The only time this wouldn't work is if the signal's actual RMS is already more than -3dB RMS. I mean a square wave with an amplitude of 0.8 has a ~ -2dB RMS while an amplitude of 0.9 would give ~ -0.9dB RMS. Both of these signals are reported as 0dB RMS by foobar.

Yes, I think so.

I wasn't sure if that displayed value is for the whole track or for the 20% of the loudest 3-second blocks (that's what is actually used to calculate the DR value), but it looks like it is for the whole track.

The reason I came across this is because I used this RMS value to volume match while testing and with some of the music I could still hear some volume difference. At least now I know it doesn't work properly with some of the (extremely loud) music I have.

I use either SoX:

]$ sox sine.wav -n stats
             Overall     Left      Right
DC offset   0.000000  0.000000 -0.000000
Min level  -0.999908 -0.999908 -0.999908
Max level   0.999908  0.999908  0.999908
Pk lev dB      -0.00     -0.00     -0.00
RMS lev dB     -3.01     -3.01     -3.01
RMS Pk dB      -3.00     -3.00     -3.00
RMS Tr dB      -3.06     -3.06     -3.06
Crest factor       -      1.41      1.41
Flat factor     0.00      0.00      0.00
Pk count        11.5        10        13
Bit-depth      16/16     16/16     16/16
Num samples    22.0k
Length s       0.500
Scale max   1.000000
Window s       0.050

or Audacity (its Measure RMS tool has to be enabled manually):

 

[playmusic]

Because the "RMS" calculated in the algorithm is not a real RMS

Im expecting [...] the RMS of the signal to be at -3dB because that is the RMS of a sine wave.

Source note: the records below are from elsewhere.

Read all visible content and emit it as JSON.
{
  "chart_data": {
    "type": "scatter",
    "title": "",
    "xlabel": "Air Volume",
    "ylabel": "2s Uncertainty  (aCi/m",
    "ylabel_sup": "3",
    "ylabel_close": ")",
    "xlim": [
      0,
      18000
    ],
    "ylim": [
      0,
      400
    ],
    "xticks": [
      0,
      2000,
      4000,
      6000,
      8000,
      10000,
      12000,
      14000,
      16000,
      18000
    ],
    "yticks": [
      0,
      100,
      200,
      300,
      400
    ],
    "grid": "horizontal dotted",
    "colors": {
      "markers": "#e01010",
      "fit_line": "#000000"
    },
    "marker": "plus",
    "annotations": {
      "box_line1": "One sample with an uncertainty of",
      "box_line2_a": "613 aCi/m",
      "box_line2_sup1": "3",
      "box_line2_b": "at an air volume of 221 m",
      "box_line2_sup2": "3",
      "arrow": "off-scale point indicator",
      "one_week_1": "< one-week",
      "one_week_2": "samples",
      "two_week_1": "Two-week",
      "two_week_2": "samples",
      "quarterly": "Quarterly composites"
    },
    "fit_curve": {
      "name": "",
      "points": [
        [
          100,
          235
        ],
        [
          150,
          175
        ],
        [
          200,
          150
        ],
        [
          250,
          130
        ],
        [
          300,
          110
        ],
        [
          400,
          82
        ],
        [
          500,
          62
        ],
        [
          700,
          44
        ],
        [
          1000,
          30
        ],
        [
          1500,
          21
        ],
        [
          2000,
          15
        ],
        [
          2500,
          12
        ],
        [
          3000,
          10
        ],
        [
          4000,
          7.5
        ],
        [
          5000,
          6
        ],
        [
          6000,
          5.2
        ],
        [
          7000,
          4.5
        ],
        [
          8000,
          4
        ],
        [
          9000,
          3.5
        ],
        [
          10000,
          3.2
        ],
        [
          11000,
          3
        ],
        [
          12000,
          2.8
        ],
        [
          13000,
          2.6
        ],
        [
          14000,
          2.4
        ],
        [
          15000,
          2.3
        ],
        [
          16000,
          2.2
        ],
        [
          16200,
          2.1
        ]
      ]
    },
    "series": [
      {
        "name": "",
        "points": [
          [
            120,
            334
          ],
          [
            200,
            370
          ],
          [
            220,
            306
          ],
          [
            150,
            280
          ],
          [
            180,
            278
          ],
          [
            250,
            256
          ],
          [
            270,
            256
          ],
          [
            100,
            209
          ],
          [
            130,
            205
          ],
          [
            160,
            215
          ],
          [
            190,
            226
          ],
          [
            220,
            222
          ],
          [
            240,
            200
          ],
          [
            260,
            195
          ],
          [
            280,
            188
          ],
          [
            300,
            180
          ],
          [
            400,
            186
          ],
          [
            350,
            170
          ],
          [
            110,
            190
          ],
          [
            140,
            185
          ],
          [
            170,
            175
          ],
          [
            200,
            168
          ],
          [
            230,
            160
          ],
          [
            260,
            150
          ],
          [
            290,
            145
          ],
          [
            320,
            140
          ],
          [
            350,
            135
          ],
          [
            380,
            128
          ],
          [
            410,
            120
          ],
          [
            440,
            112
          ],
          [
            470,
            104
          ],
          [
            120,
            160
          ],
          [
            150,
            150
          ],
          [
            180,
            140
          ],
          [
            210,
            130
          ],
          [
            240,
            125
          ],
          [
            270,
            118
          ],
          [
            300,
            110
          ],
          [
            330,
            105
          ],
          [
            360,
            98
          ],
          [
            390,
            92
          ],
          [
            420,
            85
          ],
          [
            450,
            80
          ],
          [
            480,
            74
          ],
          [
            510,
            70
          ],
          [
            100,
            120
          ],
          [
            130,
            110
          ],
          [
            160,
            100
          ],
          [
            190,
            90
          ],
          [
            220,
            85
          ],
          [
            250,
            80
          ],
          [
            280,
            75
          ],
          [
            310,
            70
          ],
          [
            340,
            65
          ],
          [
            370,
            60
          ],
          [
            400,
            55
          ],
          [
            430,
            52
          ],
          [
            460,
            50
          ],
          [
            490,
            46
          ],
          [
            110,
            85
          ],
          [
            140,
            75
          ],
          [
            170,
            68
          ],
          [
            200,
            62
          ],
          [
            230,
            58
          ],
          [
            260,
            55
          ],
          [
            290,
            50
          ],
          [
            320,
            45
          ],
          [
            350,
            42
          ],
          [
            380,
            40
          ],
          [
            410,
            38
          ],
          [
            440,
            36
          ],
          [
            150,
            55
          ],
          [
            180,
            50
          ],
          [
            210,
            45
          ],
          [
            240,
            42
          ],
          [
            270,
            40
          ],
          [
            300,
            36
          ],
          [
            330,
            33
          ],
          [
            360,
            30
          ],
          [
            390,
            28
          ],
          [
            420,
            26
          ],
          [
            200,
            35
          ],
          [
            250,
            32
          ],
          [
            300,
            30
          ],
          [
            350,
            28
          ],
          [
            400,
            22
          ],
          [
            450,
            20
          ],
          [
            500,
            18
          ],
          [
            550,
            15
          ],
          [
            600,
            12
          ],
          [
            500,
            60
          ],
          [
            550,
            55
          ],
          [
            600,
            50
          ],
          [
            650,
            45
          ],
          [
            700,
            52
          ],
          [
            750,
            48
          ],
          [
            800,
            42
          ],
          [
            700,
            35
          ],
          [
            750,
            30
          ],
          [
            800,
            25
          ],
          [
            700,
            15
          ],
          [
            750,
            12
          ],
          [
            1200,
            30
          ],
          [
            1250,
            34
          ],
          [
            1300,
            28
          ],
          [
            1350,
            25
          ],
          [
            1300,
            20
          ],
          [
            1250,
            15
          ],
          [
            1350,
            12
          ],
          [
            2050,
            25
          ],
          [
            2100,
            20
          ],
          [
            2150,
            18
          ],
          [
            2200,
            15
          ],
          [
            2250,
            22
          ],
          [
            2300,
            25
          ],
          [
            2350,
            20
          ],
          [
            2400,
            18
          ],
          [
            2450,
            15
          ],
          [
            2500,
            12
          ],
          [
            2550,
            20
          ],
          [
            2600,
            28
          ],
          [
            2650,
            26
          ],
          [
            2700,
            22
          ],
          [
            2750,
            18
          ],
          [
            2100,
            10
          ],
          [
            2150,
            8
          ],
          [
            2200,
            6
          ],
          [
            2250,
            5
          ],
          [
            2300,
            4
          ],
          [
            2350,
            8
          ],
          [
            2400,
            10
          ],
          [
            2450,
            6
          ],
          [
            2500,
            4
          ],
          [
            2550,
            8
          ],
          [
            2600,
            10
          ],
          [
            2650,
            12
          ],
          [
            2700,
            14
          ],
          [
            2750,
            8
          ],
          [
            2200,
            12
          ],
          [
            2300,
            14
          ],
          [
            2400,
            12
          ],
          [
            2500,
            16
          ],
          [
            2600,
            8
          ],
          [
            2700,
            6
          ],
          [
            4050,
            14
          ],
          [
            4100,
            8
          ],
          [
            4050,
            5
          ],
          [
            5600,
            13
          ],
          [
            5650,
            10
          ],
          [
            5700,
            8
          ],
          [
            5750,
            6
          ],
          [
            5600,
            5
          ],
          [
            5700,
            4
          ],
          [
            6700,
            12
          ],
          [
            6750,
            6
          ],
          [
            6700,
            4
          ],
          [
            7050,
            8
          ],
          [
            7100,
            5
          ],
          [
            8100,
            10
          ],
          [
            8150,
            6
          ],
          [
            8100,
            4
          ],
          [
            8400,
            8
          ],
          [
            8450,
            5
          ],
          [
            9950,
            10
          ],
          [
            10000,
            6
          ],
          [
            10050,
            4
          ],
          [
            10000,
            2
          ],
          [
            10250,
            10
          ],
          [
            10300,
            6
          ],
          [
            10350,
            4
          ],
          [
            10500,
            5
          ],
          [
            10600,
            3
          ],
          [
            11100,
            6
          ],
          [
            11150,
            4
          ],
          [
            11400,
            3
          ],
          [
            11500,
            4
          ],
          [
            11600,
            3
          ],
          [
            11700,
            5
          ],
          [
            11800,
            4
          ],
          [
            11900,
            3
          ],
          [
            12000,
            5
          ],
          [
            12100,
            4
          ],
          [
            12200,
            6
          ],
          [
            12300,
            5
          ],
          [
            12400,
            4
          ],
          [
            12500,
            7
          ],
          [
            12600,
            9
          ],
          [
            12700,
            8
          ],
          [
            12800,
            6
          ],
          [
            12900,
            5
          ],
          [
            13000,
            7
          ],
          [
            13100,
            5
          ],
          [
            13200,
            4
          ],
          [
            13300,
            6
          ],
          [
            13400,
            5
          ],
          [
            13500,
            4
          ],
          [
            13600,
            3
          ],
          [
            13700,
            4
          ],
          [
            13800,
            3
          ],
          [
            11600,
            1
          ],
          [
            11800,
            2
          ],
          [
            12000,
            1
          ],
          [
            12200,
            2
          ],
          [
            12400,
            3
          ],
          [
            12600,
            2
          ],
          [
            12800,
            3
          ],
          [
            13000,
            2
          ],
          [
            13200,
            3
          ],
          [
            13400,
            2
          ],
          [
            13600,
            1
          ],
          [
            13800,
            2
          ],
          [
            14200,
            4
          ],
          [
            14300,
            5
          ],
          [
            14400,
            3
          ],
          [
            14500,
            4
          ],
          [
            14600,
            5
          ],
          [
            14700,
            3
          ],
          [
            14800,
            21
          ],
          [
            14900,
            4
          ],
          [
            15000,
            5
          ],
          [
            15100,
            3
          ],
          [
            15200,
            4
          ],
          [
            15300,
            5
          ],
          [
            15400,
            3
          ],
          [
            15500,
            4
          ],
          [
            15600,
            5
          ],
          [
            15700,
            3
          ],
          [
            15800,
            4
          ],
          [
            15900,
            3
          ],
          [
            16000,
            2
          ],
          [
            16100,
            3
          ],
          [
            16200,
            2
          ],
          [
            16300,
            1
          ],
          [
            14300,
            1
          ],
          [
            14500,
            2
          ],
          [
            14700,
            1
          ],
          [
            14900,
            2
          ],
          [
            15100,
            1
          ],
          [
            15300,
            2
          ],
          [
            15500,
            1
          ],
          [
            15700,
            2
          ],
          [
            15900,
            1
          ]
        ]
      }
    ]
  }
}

Yes, I'm aware of the definition of RMS. The reason foobar confused me is because it doesn't use the standard definition of RMS.

It might surprise you, but the above discussed rms calculation in foobar (precisely the Dynamic Range component for foobar) for a sine wave is correct if you look at it in a quite plausible context.

The "dB" is always about a relative measure.
The full scale signal level is defined in the standard AES-17 as relative to a full-scale sine wave.
The standard even mentions explicitly that a square wave can read as much as +3.01 dB FS.
So, in the context of AES standards, the algorithm in foobar is correct about the rms of a sine wave.

At the same time, there seems to be for signals with a positive dB FS rms a bug in the software implementation of foobar's algorithm.
To me this bug is not relevant for music listening because a song with a positive dB FS rms (according to AES definition) is rather unappealing, I think, since it is something between a FS sine [edited: "and"] a maximum amplitude square wave.

But music tastes vary as evidenced in this post about music with (it seems) a positive dB FS rms where foobar goes wrong:

The reason I came across this is because I used this RMS value to volume match while testing and with some of the music I could still hear some volume difference. At least now I know it doesn't work properly with some of the (extremely loud) music I have.